I had not really expected much when I had read this biography, but as I continued, I was pleasantly surprised by the quality of the story. It's far from being sensationalistic, and it tries to present the story as close to the probable truth as possible. I will continue to look forward to more from this author in the future.
Four stars, overall. Recommended.
The Infamous Lady Rochford was on scene for the beheading of two of Henry VIII's wives. The first, Anne Boleyn, was a natural. Jane was not only Anne's sister-in-law, she was a lady in waiting to Queen Katherine. The second always strike me as simply odd. Who keeps their dead/annulled wife's sister-in-law around to take care of your new wife? Especially when you had her husband executed for sleeping with his sister/your wife? Surely good help wasn't that hard to find in Tudor England.
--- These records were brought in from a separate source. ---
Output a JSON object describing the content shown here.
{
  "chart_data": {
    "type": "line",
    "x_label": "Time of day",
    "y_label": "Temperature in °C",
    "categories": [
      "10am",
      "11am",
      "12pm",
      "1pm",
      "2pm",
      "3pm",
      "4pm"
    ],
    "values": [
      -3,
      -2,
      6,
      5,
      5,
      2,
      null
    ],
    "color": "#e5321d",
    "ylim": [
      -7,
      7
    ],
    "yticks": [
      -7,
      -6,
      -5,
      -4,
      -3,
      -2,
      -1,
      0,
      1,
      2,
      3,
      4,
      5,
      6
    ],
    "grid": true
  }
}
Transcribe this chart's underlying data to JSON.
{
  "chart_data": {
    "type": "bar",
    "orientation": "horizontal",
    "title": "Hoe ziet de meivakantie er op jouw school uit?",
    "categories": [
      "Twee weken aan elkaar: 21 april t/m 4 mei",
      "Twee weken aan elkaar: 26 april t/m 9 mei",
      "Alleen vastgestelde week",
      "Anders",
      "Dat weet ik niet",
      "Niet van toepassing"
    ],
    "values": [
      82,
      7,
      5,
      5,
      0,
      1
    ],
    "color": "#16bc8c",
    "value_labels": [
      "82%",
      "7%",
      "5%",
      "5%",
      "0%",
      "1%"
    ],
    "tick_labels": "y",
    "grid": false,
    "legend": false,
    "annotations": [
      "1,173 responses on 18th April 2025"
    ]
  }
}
Fox starts out tentatively, telling Jane's story with liberal use of the words "maybe", "probably", "perhaps," and "we can't be certain." Another writer might have boldly made suppositions and presented them as likely facts. I can't fault Fox for being so scrupulous but it did make those first chapters a tiring read for me. Once Fox has access to primary sources, she's more at ease and Jane's story picks up.
Jane Boleyn remains unknowable through no fault of Fox's. There are few surviving letters from her and her testimony at Catherine Howard's was obviously constrained. Fox makes a convincing case that Jane was simply seduced by the abundant luxury of living close to and being in favor with the King. If he liked you, the perks flowed and you were sleeping in a custom carved bed and drinking from gem-encrusted gold cups. You were also living at the most exciting place in England. The temptation was too much for Jane. Even after seeing the consequences suffered by Anne and George Boleyn. She also convinced me that Jane probably (there's that word again!) did not conspire against or even testify against Anne and George.
Fox is less successful at explaining why Jane helped Catherine commit adultery. That is a hard one to explain even from the lips of the woman herself. And Fox does occasionally try to wring too much from her scant primary sources like when she tries to make a direct connection between the likely charitable endeavors of Jane and Anne and the charitable bequests in the will of Anne's grandfather.
This is an interesting attempt to reclaim a notorious figure from the unsubstantiated stories told against her for centuries. I'm not sure who is the best audience for this book, though. If you're a Tudorphile, like me, you'll find yourself covering a lot of ground you've been over before many times but you will get a fresh perspective on Jane Boleyn. If you're new to the Tudors, will you even care about Jane Boleyn? I'm not sure. If you are interested in the lives in non-royal women in Tudor England, you could do much worse than to read this book.
The story of Lady Rochford, like so many historical figures, is shrouded in mystery and clouded by the writings of those who had reasons to obscure the true facts long after the person had died. Going back to the earliest information about Jane Boleyn still extant, Ms Fox has pieced together the story of a very different person than history has allowed to come down to us. She has taken all the various viewpoints about her subject and combed through them to find which one(s) made the most sense and had the most concrete information available to back it up.
I thoroughly enjoyed this book and I will be reading anything else of hers I can find.